Il 26 aprile alle 18 presso l’aula magna della John Cabot University di Roma verrà presentato il libro “Racial cities. Governance and the segregation of Romani people in urban Europe” di Giovanni Picker, ricercatore e docente di sociologia presso la Birmingham University (è consigliato l’accredito scrivendo a rsvpevents@johncabot.edu).
Giovanni ha collaborato nell’ultimo mese e mezzo con Associazione 21 luglio, svolgendo un tirocinio di ricerca presso la nostra organizzazione.

Qual è il tema principale della tua ricerca?

L’oggetto della ricerca sono le dinamiche di segregazione dei rom in quattro paesi europei (Italia, Romania, Francia e Gran Bretagna). La ricerca si è sviluppata a partire dallo studio delle ideologie dietro alla segregazione dei “nativi” nelle città coloniali, in particolare Rabat sotto il dominio francese, Delhi colonizzata dagli inglesi, e Addis Abeba sotto gli italiani. Il libro traccia le corrispondenze principali tra questi contesti coloniali e le dinamiche di segregazione dei rom in Europa nel XXI secolo, e dimostra che il fil rouge principale tra i due periodi è l’ideologia della razza nelle sue varie espressioni in diversi contesti urbani.

Quali sono le dinamiche analizzate che risultano essere comuni?

Con lo sviluppo urbano e il cambiamento dei piani regolatori delle città coloniali, i “nativi”, considerate comunità “inferiori” dai colonizzatori, venivano posti ai margini della città, il più lontano possibile dal centro e dai monumenti simbolo del nuovo potere e della governance.
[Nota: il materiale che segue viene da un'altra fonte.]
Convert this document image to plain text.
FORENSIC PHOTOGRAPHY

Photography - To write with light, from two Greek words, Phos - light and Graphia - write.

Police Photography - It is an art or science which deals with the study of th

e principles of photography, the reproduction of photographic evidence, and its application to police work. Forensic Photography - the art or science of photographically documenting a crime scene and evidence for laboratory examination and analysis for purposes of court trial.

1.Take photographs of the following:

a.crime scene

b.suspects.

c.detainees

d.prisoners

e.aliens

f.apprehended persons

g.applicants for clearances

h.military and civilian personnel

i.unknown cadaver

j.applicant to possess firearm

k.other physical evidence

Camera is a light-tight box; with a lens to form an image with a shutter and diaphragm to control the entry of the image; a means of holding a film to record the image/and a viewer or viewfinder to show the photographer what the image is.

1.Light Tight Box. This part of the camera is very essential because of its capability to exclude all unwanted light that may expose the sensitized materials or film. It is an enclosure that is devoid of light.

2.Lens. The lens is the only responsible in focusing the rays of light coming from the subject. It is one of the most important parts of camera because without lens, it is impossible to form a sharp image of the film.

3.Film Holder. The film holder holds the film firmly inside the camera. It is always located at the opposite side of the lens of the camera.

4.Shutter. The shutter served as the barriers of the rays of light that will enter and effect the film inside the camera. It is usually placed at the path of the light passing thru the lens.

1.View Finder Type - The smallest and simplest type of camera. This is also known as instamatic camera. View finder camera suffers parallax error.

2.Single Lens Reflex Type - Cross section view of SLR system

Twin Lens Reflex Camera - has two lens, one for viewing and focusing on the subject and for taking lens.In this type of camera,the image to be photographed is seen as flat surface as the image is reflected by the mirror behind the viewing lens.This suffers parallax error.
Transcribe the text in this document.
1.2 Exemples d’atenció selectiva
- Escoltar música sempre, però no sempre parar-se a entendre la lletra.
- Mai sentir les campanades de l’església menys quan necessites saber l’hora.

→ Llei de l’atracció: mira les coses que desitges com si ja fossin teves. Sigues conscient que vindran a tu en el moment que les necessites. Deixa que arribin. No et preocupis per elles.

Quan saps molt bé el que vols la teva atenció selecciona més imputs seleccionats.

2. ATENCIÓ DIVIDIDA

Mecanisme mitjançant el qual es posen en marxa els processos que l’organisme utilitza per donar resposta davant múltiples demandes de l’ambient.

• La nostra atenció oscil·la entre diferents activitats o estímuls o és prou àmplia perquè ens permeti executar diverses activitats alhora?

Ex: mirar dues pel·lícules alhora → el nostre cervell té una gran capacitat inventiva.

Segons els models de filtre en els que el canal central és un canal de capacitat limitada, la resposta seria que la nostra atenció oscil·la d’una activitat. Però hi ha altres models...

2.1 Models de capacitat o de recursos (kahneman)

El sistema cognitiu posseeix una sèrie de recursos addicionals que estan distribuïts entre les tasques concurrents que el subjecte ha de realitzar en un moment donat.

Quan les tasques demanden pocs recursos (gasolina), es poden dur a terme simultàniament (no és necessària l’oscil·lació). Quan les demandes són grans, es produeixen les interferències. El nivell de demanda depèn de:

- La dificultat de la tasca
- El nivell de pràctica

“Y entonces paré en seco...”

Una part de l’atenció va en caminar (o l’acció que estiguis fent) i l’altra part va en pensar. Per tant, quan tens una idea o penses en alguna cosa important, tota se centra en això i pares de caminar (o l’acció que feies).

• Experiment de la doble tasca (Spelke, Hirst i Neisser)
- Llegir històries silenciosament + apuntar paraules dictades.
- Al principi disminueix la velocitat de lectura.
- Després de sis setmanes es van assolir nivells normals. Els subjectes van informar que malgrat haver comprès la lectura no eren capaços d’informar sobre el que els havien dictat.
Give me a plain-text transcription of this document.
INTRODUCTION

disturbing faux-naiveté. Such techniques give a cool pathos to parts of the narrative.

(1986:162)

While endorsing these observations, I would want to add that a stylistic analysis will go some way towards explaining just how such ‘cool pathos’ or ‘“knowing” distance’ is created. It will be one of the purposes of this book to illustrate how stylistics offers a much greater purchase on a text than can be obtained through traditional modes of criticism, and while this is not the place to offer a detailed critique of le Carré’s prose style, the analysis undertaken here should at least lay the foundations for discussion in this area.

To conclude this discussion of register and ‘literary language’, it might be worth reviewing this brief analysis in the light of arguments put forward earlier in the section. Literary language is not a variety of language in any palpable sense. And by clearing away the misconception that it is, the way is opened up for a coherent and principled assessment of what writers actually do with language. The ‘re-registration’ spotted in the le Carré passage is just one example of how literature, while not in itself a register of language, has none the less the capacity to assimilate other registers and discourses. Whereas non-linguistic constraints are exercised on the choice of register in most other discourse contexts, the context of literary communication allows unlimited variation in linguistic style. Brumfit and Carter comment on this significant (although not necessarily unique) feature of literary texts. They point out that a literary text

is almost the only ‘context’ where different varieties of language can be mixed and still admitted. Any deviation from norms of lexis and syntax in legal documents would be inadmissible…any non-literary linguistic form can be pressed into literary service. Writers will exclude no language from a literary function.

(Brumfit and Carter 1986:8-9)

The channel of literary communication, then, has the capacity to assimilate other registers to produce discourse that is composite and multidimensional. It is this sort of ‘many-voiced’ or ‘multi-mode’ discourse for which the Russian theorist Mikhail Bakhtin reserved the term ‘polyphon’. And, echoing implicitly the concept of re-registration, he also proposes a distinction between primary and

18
Questo è avvenuto ovviamente con varie modalità a seconda dei paesi e delle ideologie di colonizzazione. Un esempio di corrispondenza tra contesti coloniali e situazione attuale dell’abitare rom è tra il modello coloniale francese e le leggi regionali italiane che hanno istituito i cosiddetti “campi nomadi”, cioè la segregazione e l’isolamento in virtù di una presunta cultura da difendere e preservare (“cultura araba” in Marocco, “cultura nomade” in Italia).

Alla luce delle tue ricerche pensi sia possibile parlare di razzismo in Europa?

Sì, non solo possibile ma doveroso. Vogliamo raccontarci che le ideologie della razza che hanno raggiunto l’apice sotto il Fascismo e il Nazismo siano di colpo svanite, ma non è così. La situazione e le dinamiche di segregazione urbana dei rom dimostrano che non è così. Molte famiglie rom vivono da decenni in condizioni urbane di estrema fragilità, isolamento, precarietà socio-economica e igienico-sanitaria, senza che questo sia mai stato considerato, nei fatti, una priorità per la politica. Questo accade nei quattro paesi europei che ho analizzato. Tale condizione è sostanzialmente accettata soprattutto perché – è la tesi del libro – dopo la Seconda Guerra Mondiale il razzismo è stato troppo timidamente affrontato a livello educativo, giuridico e politico e di movimenti sociali.

Perché hai scelto la 21 luglio per svolgere il tuo tirocinio?

Ho scelto questa associazione perché nel panorama romano è quella più informata e radicata nel territorio oltre che la più attiva nell’ambito delle tematiche che mi interessavano, cioè la questione della precarietà sociale e abitativa in generale (senza un’attenzione specifica alle famiglie rom).